Frage: Zuerst allgemein, ist die Wohnbauförderung (WBF) allgemein noch zeitgemäß?
Mächtige Wirtschaftskreise wollen sie am liebsten streichen?
Martin Treberspurg: Vertreter der grossen Industrie wollen sie abschaffen. Die WBF ist aber sehr wichtig
und lebensnotwendig für die vielen kleinen und mittleren Betriebe der Bauwirtschaft. Ohne
Förderung könnten sich viele Österreicher keine Verbesserung ihrer Wohnverhältnisse leisten.
Die Vergabekriterien müssen natürlich gerecht und sozial- und finanzpolitisch sinnvoll sein.
Was kann die WBF zu umweltverträglichen Planen und Bauen beitragen?
Erstens: WBF soll nur zugeteilt werden, wenn bestimmte maximale
Energieverbrauchs- Kennzahlen nachgewiesen werden. Die heute schon möglichen niedrigen
Verbrauchskennzahlen müssen erreicht werden.
Zweitens: Die WBF soll der Zersiedelung
entgegenwirken. Statt Förderung nach dem Gießkannenprinzip (viele Einfamilienhäuser)
muss den gemeinschaftlichen Wohnbauten der Vorzug gegeben werden.
In Niederösterreich gibt es seit 1. Jänner 2004 neue Regelungen. Wie sind sie unter
den genannten Gesichtspunkten zu beurteilen?
Positiv, weil damit relativ niedrige Energiekennwerte streng vorgeschrieben werden.
Niederösterreich ist damit Vorreiter. Ein gefördertes Objekt darf nicht mehr als 50 KWh pro
Quadratmeter und Jahr für Heizzwecke benötigen. Zusätzlich gibt es eine attraktive
Sonderförderung für sog. Passivhäuser mit einem Verbrauch von maximal 15 KWh/m2/Jahr.
Die positiven Wirkungen liegen auf der Hand: Reduktion des CO2 –Ausstoßes, Verschiebung
zu einheimischer (Bau)Wertschöpfung statt Brennstoff-Imports, insgesamt niedrigerer
Ressourcen-Verbrauch.
Negativ sehe ich, dass in den Neuregelungen nichts gegen die Zersiedelung unternommen
wird. Niederösterreich hat von allen Bundesländern die größte Zahl von Einfamilienhäusern,
den höchsten Treibstoff-Verbrauch pro Kopf. Für die Gemeinden schlägt sich die
Zersiedelung in zu hohen Aufschließungskosten nieder. Und den Finanzen der meisten
Gemeinden geht es nicht gut.
Wie ist das Wirken der Bauträger in NÖ zu beurteilen?

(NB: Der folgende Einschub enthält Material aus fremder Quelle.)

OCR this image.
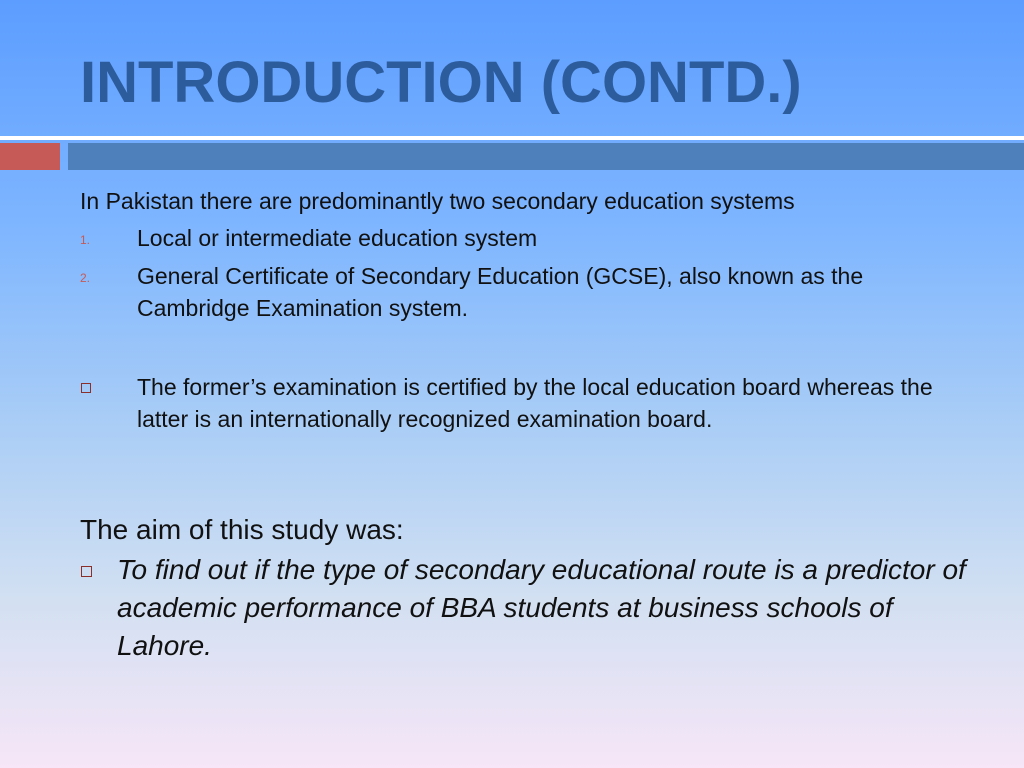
INTRODUCTION (CONTD.)

In Pakistan there are predominantly two secondary education systems

1. Local or intermediate education system
2. General Certificate of Secondary Education (GCSE), also known as the Cambridge Examination system.
The former’s examination is certified by the local education board whereas the latter is an internationally recognized examination board.

The aim of this study was:

To find out if the type of secondary educational route is a predictor of academic performance of BBA students at business schools of Lahore.
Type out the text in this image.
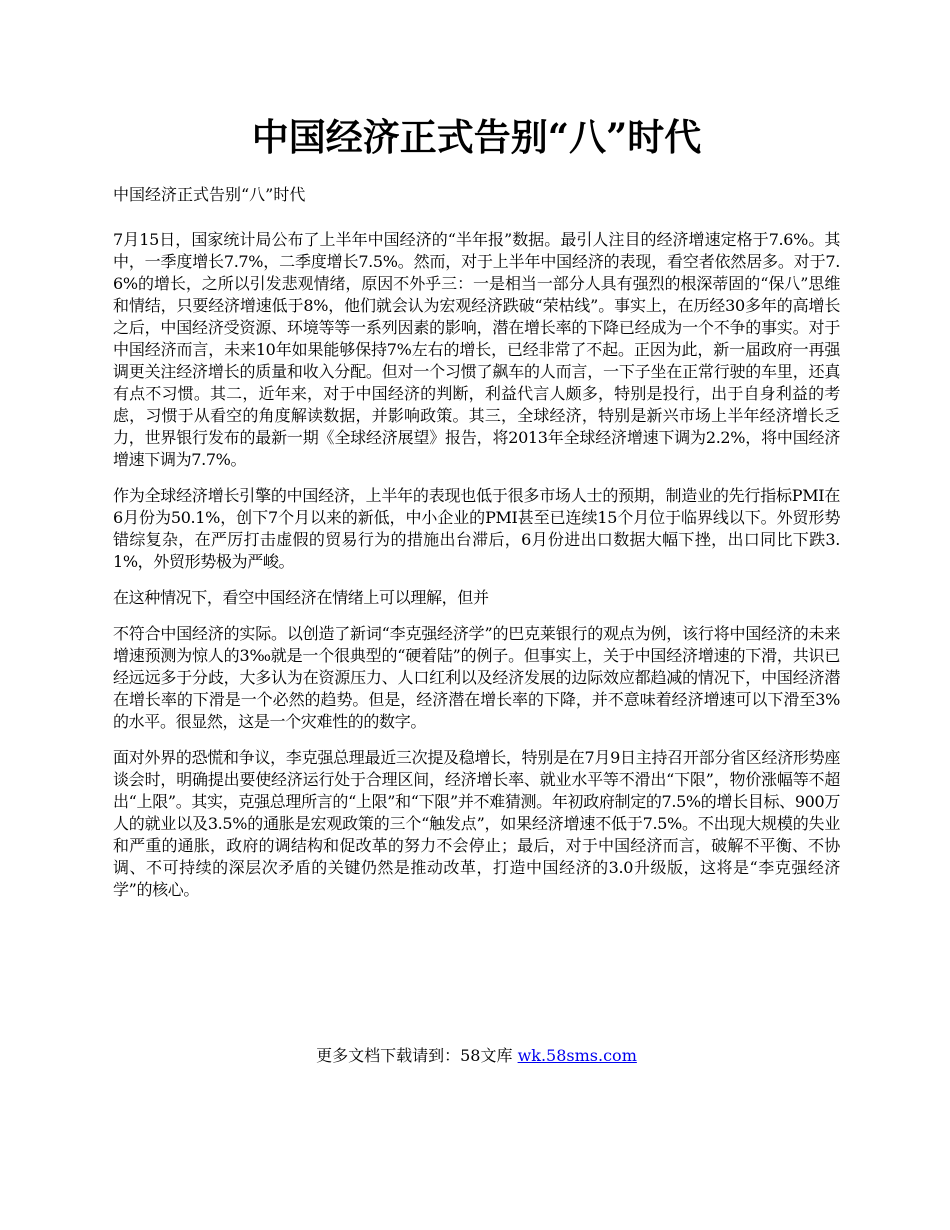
中国经济正式告别“八”时代

中国经济正式告别“八”时代

7月15日，国家统计局公布了上半年中国经济的“半年报”数据。最引人注目的经济增速定格于7.6%。其中，一季度增长7.7%，二季度增长7.5%。然而，对于上半年中国经济的表现，看空者依然居多。对于7.6%的增长，之所以引发悲观情绪，原因不外乎三：一是相当一部分人具有强烈的根深蒂固的“保八”思维和情结，只要经济增速低于8%，他们就会认为宏观经济跌破“荣枯线”。事实上，在历经30多年的高增长之后，中国经济受资源、环境等等一系列因素的影响，潜在增长率的下降已经成为一个不争的事实。对于中国经济而言，未来10年如果能够保持7%左右的增长，已经非常了不起。正因为此，新一届政府一再强调更关注经济增长的质量和收入分配。但对一个习惯了飙车的人而言，一下子坐在正常行驶的车里，还真有点不习惯。其二，近年来，对于中国经济的判断，利益代言人颇多，特别是投行，出于自身利益的考虑，习惯于从看空的角度解读数据，并影响政策。其三，全球经济，特别是新兴市场上半年经济增长乏力，世界银行发布的最新一期《全球经济展望》报告，将2013年全球经济增速下调为2.2%，将中国经济增速下调为7.7%。

作为全球经济增长引擎的中国经济，上半年的表现也低于很多市场人士的预期，制造业的先行指标PMI在6月份为50.1%，创下7个月以来的新低，中小企业的PMI甚至已连续15个月位于临界线以下。外贸形势错综复杂，在严厉打击虚假的贸易行为的措施出台滞后，6月份进出口数据大幅下挫，出口同比下跌3.1%，外贸形势极为严峻。

在这种情况下，看空中国经济在情绪上可以理解，但并

不符合中国经济的实际。以创造了新词“李克强经济学”的巴克莱银行的观点为例，该行将中国经济的未来增速预测为惊人的3‰就是一个很典型的“硬着陆”的例子。但事实上，关于中国经济增速的下滑，共识已经远远多于分歧，大多认为在资源压力、人口红利以及经济发展的边际效应都趋减的情况下，中国经济潜在增长率的下滑是一个必然的趋势。但是，经济潜在增长率的下降，并不意味着经济增速可以下滑至3%的水平。很显然，这是一个灾难性的的数字。

面对外界的恐慌和争议，李克强总理最近三次提及稳增长，特别是在7月9日主持召开部分省区经济形势座谈会时，明确提出要使经济运行处于合理区间，经济增长率、就业水平等不滑出“下限”，物价涨幅等不超出“上限”。其实，克强总理所言的“上限”和“下限”并不难猜测。年初政府制定的7.5%的增长目标、900万人的就业以及3.5%的通胀是宏观政策的三个“触发点”，如果经济增速不低于7.5%。不出现大规模的失业和严重的通胀，政府的调结构和促改革的努力不会停止；最后，对于中国经济而言，破解不平衡、不协调、不可持续的深层次矛盾的关键仍然是推动改革，打造中国经济的3.0升级版，这将是“李克强经济学”的核心。

更多文档下载请到：58文库 wk.58sms.com
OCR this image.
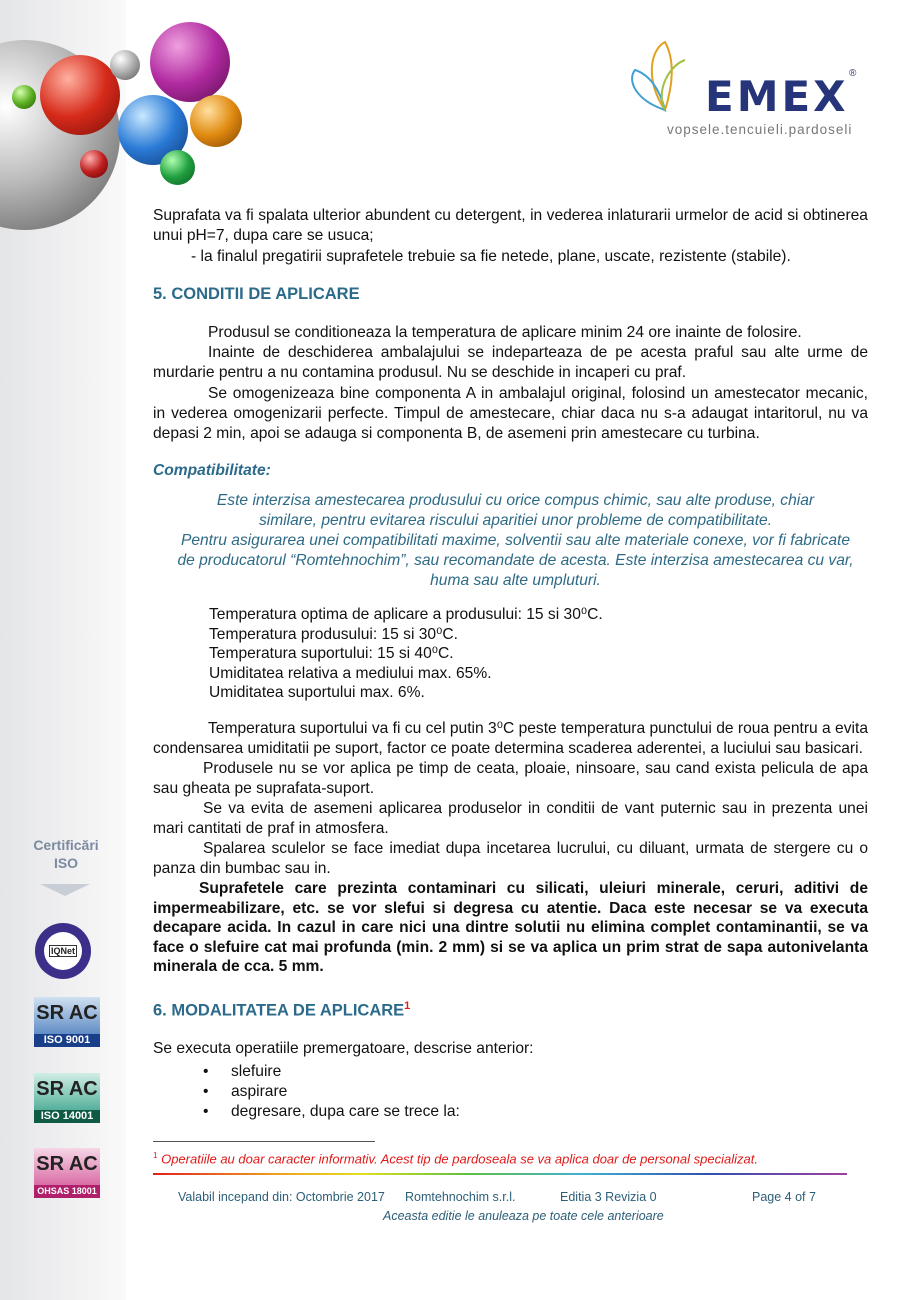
EMEX ®
vopsele.tencuieli.pardoseli
Certificări
ISO
IQNet
SR AC
ISO 9001
SR AC
ISO 14001
SR AC
OHSAS 18001
Suprafata va fi spalata ulterior abundent cu detergent, in vederea inlaturarii urmelor de acid si obtinerea unui pH=7, dupa care se usuca;
- la finalul pregatirii suprafetele trebuie sa fie netede, plane, uscate, rezistente (stabile).
5. CONDITII DE APLICARE
Produsul se conditioneaza la temperatura de aplicare minim 24 ore inainte de folosire.
Inainte de deschiderea ambalajului se indeparteaza de pe acesta praful sau alte urme de murdarie pentru a nu contamina produsul. Nu se deschide in incaperi cu praf.
Se omogenizeaza bine componenta A in ambalajul original, folosind un amestecator mecanic, in vederea omogenizarii perfecte. Timpul de amestecare, chiar daca nu s-a adaugat intaritorul, nu va depasi 2 min, apoi se adauga si componenta B, de asemeni prin amestecare cu turbina.
Compatibilitate:
Este interzisa amestecarea produsului cu orice compus chimic, sau alte produse, chiar similare, pentru evitarea riscului aparitiei unor probleme de compatibilitate.
Pentru asigurarea unei compatibilitati maxime, solventii sau alte materiale conexe, vor fi fabricate de producatorul “Romtehnochim”, sau recomandate de acesta. Este interzisa amestecarea cu var, huma sau alte umpluturi.
Temperatura optima de aplicare a produsului: 15 si 30⁰C.
Temperatura produsului: 15 si 30⁰C.
Temperatura suportului: 15 si 40⁰C.
Umiditatea relativa a mediului max. 65%.
Umiditatea suportului max. 6%.
Temperatura suportului va fi cu cel putin 3⁰C peste temperatura punctului de roua pentru a evita condensarea umiditatii pe suport, factor ce poate determina scaderea aderentei, a luciului sau basicari.
Produsele nu se vor aplica pe timp de ceata, ploaie, ninsoare, sau cand exista pelicula de apa sau gheata pe suprafata-suport.
Se va evita de asemeni aplicarea produselor in conditii de vant puternic sau in prezenta unei mari cantitati de praf in atmosfera.
Spalarea sculelor se face imediat dupa incetarea lucrului, cu diluant, urmata de stergere cu o panza din bumbac sau in.
Suprafetele care prezinta contaminari cu silicati, uleiuri minerale, ceruri, aditivi de impermeabilizare, etc. se vor slefui si degresa cu atentie. Daca este necesar se va executa decapare acida. In cazul in care nici una dintre solutii nu elimina complet contaminantii, se va face o slefuire cat mai profunda (min. 2 mm) si se va aplica un prim strat de sapa autonivelanta minerala de cca. 5 mm.
6. MODALITATEA DE APLICARE$^1$
Se executa operatiile premergatoare, descrise anterior:
• slefuire
• aspirare
• degresare, dupa care se trece la:
$^1$ Operatiile au doar caracter informativ. Acest tip de pardoseala se va aplica doar de personal specializat.
Valabil incepand din: Octombrie 2017 Romtehnochim s.r.l.	Editia 3 Revizia 0	Page 4 of 7
Aceasta editie le anuleaza pe toate cele anterioare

Leider insgesamt nicht positiv. Die neue WBF wurde durch sie 2 Jahre verzögert. Und
es war auffallend, wie viele Projekte noch schnell vor dem Stichtag des neuen Gesetzes
eingereicht wurden. Es fehlt an gesellschaftlicher Verantwortung. Man kann von einem
veritablen Bauträgersumpf sprechen. Während in Wien sich die Bauträger mit ihren Projekten
einem Wettbewerb stellen müssen, um Förderung zu bekommen, funktioniert die Vergabe in
NÖ eher nach dem Proporz.
Energiekennzahl: Schlüssel zum Geld | |
Je niedriger die Energiekennzahl, desto mehr Geld gibt es vom Land. Die Förderungshöhe ist gestaffelt. |
|
von 50 bis 41 kWh/m2.a | 14.600 Euro |
von 40 bis 31 kWh/m2.a | 18.200 Euro |
von 30 bis 26 kWh/m2.a | 21.900 Euro |
von 25 bis 21 kWh/m2.a | 25.500 Euro |
von 20 bis 16 kWh/m2.a | 29.100 Euro |
bis zu 15 kWh/m2.a | 36.400 Euro |
Architekt Treberspurg gehört zu den Pionieren ökologischen Bauens in Österreich. Den Purkersdorfern ist er durch die seit den frühen 80iger Jahren von ihm (in Kooperation mit….) geplanten und realisierten „Wohndörfer" bekannt ( Wintergasse 1 und 2, Sagberg, …). Ihm geht es um eine ökologisch und sozial vertretbare Bauweise.
Seit 1988 wohnt Martin Treberspurg mit seiner Familie in Purkersdorf, in der Wintergasse in einem „seiner" Wohnprojekte.